What legal steps have Minnesota officials taken to preserve evidence and investigate federal-agent-involved shootings?
Executive summary
Minnesota officials have taken immediate legal and procedural steps to preserve evidence and press for state-led scrutiny after two federal-agent-involved shootings, including filing a federal lawsuit and securing a temporary restraining order to bar destruction of evidence, while publicly documenting that federal authorities blocked state investigators from accessing scenes [1] [2] [3]. At the same time the state has mobilized its investigative apparatus — the Bureau of Criminal Apprehension — sought warrants and public submissions of tip material, and publicly warned that federal obstruction will not be accepted, even as federal agencies assert primary jurisdiction and the FBI’s role remains uncertain [4] [1] [5].
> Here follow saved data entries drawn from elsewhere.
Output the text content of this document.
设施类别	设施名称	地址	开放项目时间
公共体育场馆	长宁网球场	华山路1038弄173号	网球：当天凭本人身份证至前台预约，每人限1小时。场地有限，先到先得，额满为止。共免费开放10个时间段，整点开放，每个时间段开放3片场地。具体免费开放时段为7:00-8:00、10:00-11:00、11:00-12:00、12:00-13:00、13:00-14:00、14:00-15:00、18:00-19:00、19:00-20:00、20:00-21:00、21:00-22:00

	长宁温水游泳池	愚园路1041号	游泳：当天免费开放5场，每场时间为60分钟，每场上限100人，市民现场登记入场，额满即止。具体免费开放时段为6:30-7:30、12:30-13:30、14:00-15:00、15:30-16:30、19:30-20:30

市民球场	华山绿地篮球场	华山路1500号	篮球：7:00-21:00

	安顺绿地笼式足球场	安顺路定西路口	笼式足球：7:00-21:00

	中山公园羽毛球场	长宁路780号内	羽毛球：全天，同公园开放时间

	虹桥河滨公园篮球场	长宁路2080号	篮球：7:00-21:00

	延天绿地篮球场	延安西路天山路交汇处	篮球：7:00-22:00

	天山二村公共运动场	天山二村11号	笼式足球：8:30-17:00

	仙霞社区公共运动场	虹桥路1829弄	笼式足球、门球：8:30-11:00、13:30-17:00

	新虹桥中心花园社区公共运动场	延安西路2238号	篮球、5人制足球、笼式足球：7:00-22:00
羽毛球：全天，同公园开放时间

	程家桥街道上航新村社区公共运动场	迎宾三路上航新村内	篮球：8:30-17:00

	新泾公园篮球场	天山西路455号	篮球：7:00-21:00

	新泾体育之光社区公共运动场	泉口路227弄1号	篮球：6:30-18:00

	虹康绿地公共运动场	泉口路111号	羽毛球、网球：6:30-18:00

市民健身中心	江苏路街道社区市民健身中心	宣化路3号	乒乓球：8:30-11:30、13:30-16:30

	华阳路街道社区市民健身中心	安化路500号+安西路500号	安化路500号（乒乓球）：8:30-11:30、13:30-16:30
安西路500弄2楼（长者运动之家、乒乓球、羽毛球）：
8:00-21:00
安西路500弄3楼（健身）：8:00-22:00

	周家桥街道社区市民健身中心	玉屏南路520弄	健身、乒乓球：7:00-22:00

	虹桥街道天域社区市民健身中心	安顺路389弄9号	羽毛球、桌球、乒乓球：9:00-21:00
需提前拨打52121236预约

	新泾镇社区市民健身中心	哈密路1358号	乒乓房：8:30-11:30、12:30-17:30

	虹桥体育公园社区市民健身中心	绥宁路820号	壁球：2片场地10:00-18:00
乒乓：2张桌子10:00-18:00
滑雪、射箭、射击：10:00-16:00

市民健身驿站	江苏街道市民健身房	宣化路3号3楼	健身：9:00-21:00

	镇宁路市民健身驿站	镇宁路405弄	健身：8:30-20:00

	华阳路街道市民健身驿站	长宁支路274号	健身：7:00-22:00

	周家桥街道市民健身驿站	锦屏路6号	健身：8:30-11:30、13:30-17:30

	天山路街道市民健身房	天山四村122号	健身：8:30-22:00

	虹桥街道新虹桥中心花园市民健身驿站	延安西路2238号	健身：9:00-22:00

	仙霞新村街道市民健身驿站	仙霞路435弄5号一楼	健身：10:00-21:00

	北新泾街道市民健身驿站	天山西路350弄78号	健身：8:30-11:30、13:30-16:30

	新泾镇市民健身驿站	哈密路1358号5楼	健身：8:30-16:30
1. Lawsuits and court orders to stop evidence destruction
Minnesota state and Hennepin County prosecutors moved quickly to use federal court to protect potential evidence, filing a lawsuit that resulted in a temporary restraining order aimed explicitly at preventing the Department of Homeland Security and its components from destroying materials related to the shooting, a legal maneuver state officials said was necessary because they believed DHS would otherwise limit access to the scene and evidence [2] [6].
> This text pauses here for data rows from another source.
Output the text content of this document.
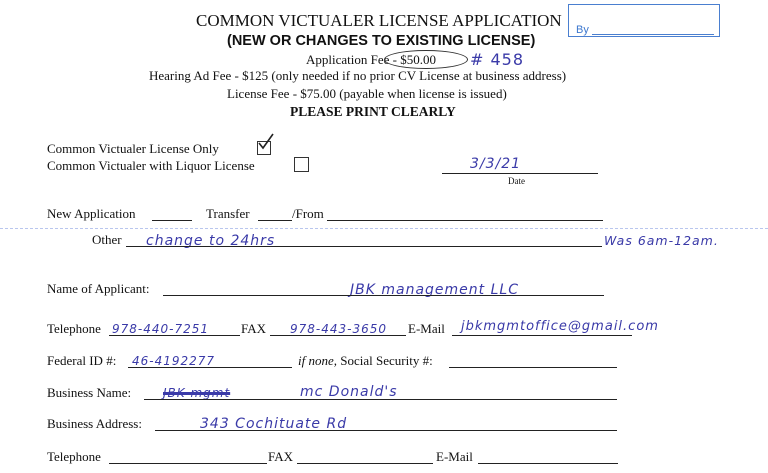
By
COMMON VICTUALER LICENSE APPLICATION
(NEW OR CHANGES TO EXISTING LICENSE)
Application Fee - $50.00 # 458
Hearing Ad Fee - $125 (only needed if no prior CV License at business address)
License Fee - $75.00 (payable when license is issued)
PLEASE PRINT CLEARLY
Common Victualer License Only
Common Victualer with Liquor License	3/3/21
Date
New Application	Transfer	/From
Other change to 24hrs	Was 6am-12am.
Name of Applicant:	JBK management LLC
Telephone 978-440-7251 FAX 978-443-3650 E-Mail jbkmgmtoffice@gmail.com
Federal ID #: 46-4192277	if none, Social Security #:
Business Name:	JBK mgmt	mc Donald's
Business Address:	343 Cochituate Rd
Telephone	FAX	E-Mail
2. Public assertions and declarations documenting obstruction
State leaders — including the superintendent of the Minnesota Bureau of Criminal Apprehension (BCA) — formally declared that federal agents had blocked BCA attempts to investigate on-scene, and the BCA filed a declaration in federal court stating that in more than 20 years it had not previously experienced federal authorities denying access when there was concurrent jurisdiction, a claim used as the factual underpinning for the state’s legal action [5] [4].
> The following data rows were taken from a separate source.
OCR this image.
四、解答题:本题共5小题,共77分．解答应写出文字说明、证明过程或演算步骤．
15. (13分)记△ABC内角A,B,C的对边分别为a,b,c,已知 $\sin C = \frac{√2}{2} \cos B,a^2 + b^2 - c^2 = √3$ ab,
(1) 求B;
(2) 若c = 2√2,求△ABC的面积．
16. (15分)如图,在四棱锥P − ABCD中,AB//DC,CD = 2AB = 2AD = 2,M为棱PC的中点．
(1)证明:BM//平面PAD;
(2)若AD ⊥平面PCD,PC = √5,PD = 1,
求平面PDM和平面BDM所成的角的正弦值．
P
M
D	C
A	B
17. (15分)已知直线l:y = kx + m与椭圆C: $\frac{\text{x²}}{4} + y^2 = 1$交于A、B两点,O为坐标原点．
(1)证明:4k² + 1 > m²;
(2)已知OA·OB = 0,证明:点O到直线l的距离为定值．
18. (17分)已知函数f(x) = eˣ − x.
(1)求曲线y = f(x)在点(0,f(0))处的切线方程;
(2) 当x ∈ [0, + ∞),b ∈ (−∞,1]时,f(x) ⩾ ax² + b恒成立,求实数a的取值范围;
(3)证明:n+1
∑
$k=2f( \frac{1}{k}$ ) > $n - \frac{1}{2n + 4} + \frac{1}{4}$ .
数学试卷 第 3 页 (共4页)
3. Warrants sought and denied access despite court papers
BCA and local law enforcement obtained signed search warrants intended to let state investigators secure and process the scene, but officials say Department of Homeland Security personnel still would not permit physical entry, prompting the state to escalate to litigation and public criticism while noting the practical problems created when scenes become inaccessible or are overtaken by crowds before re-examination can occur [4] [3].
4. Parallel investigatory posture: state portals, prosecutors and the BCA mobilize
Hennepin County Attorney Mary Moriarty and state officials announced they were committed to an objective state-level inquiry, encouraging the public to submit videos and tips through an online portal and coordinating legal and investigative pathways to assemble evidence independent of federal cooperation, signaling an intention to build a record sufficient for local charging decisions or public reporting [1] [7].
5. Federal responses, jurisdictional limits and competing narratives
Federal officials have maintained that the incidents fall within federal jurisdiction and initially controlled the scene; DHS and Border Patrol spokespeople described their own investigative aims — such as reconstructing shots and weapons placement — while some federal offices or agents have pulled back from joint work, leaving the FBI’s exact collaborative role unclear and prompting state officials to assert that full cooperation was not forthcoming [5] [3] [8]. Observers also note the constitutional backdrop: even if state charges were pursued, the supremacy clause gives the federal government mechanisms to shift prosecutions to federal court, an institutional reality Minnesota officials are confronting as they press for access and accountability [2].
6. Political and operational escalations tied to legal strategy
The legal steps cannot be divorced from the political fight: state leaders publicly criticized the federal deployment, activated the National Guard to assist public safety, and framed the court filings as a needed check against perceived federal overreach, while federal officials disputed some witness characterizations and emphasized law-enforcement safety concerns — a dynamic that has both legal and evidentiary consequences for who controls material and how transparently it is processed [6] [5] [3].